Annie Goldson interweaves these three stories into a seamless whole that is both shocking but uplifting - it helps us understand. The personal story of the Hamill family - good-looking, outdoorsy, small town - becomes a nutshell of a whole country. If this is what they went through, imagine what it must have been like for Cambodia? As this question is asked, and Rob is gracious and seemingly unbitter enough to ask it, it is answered by the film's incorporation of the stories and voices of those who "naturally" appear in the film, as translators, survivors who may have met Kerry or even perpetrators, some of whom were child soldiers at the time of the genocide.

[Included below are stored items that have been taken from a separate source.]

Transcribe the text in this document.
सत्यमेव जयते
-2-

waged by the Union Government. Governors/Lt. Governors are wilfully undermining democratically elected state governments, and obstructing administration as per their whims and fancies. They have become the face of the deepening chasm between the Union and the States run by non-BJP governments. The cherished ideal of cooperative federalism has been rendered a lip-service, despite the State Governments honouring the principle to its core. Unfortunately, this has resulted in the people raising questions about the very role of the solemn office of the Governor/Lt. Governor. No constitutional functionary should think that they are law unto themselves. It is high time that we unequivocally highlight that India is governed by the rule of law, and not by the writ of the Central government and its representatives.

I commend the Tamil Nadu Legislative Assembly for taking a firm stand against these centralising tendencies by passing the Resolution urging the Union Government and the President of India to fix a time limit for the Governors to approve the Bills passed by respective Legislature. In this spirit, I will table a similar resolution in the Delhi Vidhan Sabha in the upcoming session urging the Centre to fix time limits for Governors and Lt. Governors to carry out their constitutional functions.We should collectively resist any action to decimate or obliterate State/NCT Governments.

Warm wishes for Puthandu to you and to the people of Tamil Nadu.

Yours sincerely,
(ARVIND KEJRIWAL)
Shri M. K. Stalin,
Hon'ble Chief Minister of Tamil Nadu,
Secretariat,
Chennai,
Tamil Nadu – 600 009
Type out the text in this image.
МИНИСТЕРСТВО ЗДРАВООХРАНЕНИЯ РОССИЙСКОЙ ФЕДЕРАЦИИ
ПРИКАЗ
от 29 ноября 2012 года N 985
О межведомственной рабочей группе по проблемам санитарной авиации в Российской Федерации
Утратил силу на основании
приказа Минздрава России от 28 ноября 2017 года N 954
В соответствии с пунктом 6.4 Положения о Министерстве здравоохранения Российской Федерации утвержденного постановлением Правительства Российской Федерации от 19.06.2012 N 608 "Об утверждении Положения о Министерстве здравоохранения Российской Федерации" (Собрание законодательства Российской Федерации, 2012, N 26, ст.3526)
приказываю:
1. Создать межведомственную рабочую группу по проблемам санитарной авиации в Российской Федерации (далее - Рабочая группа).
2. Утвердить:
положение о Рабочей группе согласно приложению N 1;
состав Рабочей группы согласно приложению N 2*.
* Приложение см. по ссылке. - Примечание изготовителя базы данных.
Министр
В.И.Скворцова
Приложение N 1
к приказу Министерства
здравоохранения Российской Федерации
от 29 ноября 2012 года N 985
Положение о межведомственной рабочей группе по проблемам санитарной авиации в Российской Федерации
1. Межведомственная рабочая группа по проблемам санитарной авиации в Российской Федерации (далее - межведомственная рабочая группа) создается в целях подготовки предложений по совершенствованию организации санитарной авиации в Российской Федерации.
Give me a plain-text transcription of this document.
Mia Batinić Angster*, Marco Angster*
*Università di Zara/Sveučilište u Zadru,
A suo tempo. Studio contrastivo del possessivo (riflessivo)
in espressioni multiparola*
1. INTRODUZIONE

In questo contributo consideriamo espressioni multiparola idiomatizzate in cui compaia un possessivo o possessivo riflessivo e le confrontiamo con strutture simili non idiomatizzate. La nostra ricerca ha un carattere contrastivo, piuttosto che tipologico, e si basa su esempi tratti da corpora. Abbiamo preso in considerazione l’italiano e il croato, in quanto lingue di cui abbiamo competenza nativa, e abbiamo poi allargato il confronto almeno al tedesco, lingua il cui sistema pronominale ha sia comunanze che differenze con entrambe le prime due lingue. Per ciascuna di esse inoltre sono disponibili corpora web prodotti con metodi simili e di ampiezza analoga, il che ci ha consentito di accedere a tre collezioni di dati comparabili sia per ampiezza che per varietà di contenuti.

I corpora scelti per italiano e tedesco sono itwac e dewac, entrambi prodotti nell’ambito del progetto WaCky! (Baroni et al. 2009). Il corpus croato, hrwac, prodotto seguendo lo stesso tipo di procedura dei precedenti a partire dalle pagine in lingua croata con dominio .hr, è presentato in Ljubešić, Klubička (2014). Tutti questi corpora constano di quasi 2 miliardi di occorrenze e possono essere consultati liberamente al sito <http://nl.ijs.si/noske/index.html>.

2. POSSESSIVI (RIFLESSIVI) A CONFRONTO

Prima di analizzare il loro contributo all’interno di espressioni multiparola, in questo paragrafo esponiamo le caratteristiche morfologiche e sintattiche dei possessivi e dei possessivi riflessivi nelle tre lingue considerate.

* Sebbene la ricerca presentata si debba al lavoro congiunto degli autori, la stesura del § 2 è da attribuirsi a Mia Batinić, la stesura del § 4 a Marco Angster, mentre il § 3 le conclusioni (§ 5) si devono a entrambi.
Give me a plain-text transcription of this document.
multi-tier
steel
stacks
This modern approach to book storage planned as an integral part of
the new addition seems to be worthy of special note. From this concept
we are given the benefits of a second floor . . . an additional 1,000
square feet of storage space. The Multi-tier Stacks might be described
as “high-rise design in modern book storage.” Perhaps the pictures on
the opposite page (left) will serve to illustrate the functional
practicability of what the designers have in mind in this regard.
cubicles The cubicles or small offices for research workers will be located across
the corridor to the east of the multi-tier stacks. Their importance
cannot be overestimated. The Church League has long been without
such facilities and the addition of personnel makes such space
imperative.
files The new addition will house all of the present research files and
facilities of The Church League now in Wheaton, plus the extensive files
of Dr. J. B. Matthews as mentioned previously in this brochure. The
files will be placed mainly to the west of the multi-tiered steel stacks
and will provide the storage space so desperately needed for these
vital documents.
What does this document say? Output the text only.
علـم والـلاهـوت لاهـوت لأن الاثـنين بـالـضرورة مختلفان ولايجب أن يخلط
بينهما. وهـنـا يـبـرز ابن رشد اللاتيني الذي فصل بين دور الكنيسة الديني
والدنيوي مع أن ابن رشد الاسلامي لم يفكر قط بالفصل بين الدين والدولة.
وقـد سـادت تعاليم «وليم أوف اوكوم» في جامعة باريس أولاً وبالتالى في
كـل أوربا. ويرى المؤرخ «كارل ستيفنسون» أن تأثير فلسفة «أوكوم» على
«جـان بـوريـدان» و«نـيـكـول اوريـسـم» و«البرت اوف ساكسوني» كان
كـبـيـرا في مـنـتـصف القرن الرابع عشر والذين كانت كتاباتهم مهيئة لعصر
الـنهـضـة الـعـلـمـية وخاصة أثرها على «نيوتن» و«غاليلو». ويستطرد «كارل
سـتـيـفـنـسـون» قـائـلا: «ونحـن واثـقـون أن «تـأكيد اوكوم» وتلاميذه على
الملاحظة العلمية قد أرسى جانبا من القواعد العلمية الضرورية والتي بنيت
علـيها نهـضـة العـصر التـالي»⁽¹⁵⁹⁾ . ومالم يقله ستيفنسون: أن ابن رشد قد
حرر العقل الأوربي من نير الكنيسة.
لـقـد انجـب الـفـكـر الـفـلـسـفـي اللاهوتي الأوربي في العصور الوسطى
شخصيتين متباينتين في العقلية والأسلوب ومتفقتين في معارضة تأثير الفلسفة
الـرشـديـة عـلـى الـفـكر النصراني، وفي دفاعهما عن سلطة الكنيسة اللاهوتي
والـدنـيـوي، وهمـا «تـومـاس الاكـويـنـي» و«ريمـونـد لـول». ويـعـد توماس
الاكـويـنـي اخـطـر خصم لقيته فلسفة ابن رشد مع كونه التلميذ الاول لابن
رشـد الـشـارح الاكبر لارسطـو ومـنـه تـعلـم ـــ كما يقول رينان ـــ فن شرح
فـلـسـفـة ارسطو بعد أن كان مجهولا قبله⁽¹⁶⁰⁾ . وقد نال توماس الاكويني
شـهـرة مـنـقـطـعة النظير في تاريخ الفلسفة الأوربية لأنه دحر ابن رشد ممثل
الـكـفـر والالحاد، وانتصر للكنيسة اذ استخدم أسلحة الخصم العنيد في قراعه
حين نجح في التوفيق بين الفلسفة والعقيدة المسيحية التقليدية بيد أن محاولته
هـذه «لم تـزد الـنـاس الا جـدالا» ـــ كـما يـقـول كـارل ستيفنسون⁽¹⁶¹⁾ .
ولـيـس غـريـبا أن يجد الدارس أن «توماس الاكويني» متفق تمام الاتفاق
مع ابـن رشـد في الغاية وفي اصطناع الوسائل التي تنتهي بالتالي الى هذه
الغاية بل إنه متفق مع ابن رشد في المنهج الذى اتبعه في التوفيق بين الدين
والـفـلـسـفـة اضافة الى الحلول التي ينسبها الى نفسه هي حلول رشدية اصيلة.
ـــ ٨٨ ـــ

Rob has a commanding screen presence, a combination of Kiwi blokeish-ness and emotional vulnerability, which I, as a Kiwi woman, find really appealing - and I suspect Kiwi men would too. In appearing in war crimes tribunal which is trying 5 former Khmer Rouge for the murder of 2 million, Rob is on the world stage. Despite his evident strength and endurance (rowing the Atlantic was no small feat I'm sure), you can tell this is a real challenge. As Graeme Tuckett on National Radio too, says "Just go and see it . . it's a film full of empathy and compassion . . . I couldn't admire it more". I agree.